MATA INDONESIA, DHAKA – Ekonomi Bangladesh saat ini berada di bawah tekanan berat akibat kenaikan harga bahan bakar. Hal ini memperkuat frustasi publik atas kenaikan biaya makanan dan kebutuhan lainnya. Kritik oposisi yang sengit dan protes jalanan kecil telah meletus dalam beberapa minggu terakhir.
Saat ini, Perdana Menteri Shaikh Hasina dalam tahap meminta bantuan dari Dana Moneter Internasional untuk melindungi keuangan negara.
Para ahli mengatakan kesulitan Bangladesh tidak separah Sri Lanka. Sri Lanka mengalami kerusuhan dimana-mana dan berbulan-bulan yang menyebabkan presiden lamanya meninggalkan negara tersebut.
Warga Sri Lanka mengalami kekurangan makanan,bahan bakar, obat-obatan, dan menghabiskan berhari-hari dalam antrian untuk memenuhi kebutuhan pokok.
Namun, Bangladesh mengalami masalah yaitu pengeluaran yang berlebihan untuk proyek-proyek pembangunan ambisius, kemarahan publik atas korupsi dan kronisme, serta neraca perdagangan yang melemah.
Tren semacam itu merusak kemajuan Bangladesh yang mengesankan. Kemajuan Bangladesh sebagian besar didorong oleh keberhasilannya sebagai pusat manufaktir garmen. Sektor tersebut membawa Bangladesh menuju negara berpenghasilan menengah yang lebih makmur.
Pemerintah menaikkan harga bahan bakar lebih dari 50 persen bulan lalu untuk melawan melonjaknya biaya karena harga minyak yang melonjak tinggi. Hal tersebut memicu protes atas kenaikan biaya hidup.
Adanya kemrosotan ekonomi yang parah membuat pihak berwenang memerintahkan penjualan beras bersubsidi dan bahan pokok lainnya oleh pedagang yang ditunjuk pemerintah.
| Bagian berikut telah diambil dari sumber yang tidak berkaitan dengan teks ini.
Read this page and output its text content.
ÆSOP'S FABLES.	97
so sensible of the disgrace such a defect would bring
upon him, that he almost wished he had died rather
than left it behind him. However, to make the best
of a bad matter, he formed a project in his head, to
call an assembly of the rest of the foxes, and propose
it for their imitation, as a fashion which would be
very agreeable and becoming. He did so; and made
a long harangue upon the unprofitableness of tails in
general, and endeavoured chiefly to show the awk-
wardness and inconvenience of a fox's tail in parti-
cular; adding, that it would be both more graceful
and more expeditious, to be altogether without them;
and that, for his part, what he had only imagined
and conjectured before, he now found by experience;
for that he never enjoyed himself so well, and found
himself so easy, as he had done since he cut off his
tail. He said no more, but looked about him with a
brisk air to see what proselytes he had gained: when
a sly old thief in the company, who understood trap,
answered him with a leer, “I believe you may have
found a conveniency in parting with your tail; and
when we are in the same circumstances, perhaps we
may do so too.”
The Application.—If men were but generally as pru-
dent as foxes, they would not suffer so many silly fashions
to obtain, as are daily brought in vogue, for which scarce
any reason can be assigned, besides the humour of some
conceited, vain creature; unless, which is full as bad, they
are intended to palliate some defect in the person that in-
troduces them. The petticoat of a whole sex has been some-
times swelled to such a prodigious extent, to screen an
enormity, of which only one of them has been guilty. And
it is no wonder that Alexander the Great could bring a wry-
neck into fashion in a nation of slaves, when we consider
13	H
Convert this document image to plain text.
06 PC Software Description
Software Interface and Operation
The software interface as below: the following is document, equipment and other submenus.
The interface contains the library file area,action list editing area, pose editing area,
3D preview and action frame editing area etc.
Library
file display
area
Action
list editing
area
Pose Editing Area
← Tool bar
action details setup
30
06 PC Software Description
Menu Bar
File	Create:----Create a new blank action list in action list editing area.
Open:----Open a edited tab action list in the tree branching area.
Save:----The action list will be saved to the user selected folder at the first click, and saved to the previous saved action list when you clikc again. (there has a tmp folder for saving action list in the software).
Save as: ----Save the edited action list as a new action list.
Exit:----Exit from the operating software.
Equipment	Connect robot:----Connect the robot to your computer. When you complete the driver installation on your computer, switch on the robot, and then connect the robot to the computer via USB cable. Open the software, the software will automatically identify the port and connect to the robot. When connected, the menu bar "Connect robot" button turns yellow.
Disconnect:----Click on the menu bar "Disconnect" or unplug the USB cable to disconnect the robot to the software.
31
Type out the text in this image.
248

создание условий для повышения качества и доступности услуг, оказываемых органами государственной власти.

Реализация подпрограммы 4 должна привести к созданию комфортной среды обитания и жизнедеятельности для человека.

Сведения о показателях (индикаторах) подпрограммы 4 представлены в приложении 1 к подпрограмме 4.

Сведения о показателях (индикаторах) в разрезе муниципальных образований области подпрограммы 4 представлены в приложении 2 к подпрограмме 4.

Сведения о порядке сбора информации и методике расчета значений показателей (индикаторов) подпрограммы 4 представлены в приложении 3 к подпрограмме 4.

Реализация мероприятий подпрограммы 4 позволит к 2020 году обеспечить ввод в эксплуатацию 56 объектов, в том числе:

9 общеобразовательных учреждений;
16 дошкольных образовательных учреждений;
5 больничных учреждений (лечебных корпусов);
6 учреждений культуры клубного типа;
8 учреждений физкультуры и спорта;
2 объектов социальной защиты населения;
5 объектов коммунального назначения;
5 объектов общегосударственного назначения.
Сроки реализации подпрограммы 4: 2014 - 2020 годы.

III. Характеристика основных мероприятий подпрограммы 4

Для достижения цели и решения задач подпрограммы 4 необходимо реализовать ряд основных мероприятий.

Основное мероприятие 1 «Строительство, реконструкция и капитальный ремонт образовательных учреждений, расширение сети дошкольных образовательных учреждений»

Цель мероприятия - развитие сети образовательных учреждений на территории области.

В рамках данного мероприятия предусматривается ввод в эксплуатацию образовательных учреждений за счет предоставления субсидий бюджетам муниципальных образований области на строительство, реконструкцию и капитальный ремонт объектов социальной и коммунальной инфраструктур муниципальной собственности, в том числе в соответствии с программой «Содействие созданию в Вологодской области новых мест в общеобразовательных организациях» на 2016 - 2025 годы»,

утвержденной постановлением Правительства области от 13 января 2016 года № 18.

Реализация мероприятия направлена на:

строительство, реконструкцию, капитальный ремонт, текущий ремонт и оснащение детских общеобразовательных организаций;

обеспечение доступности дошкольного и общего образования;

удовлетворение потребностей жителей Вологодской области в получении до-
Melansir dari AP, Menteri Perdagangan Tipu Munshi, mengatakan “Pemerintah telah mengambil sejumlah langkah untuk mengurangi tekanan pada mereka yang berpenghasilan rendah. Itu berimbas pada pasar dan menjaga harga komoditas sehari-hari tetap kompetitif.”
Kebijakan-kebijakan tersebut merupakan jeda untuk tantangan global dan domestik yang lebih besar.
Perang di Ukraina telah mendorong harga yang lebih tinggi dari banyak komoditas. Sementara negara-negara seperti Bangladesh,Sri Lanka dan Laos, dan negara lainnya telah melihat mata uang mereka melemah terhadap dolar. Ini semakin menambah biaya impor minyak dan barang-barang lainnya dalam mata uang dolar.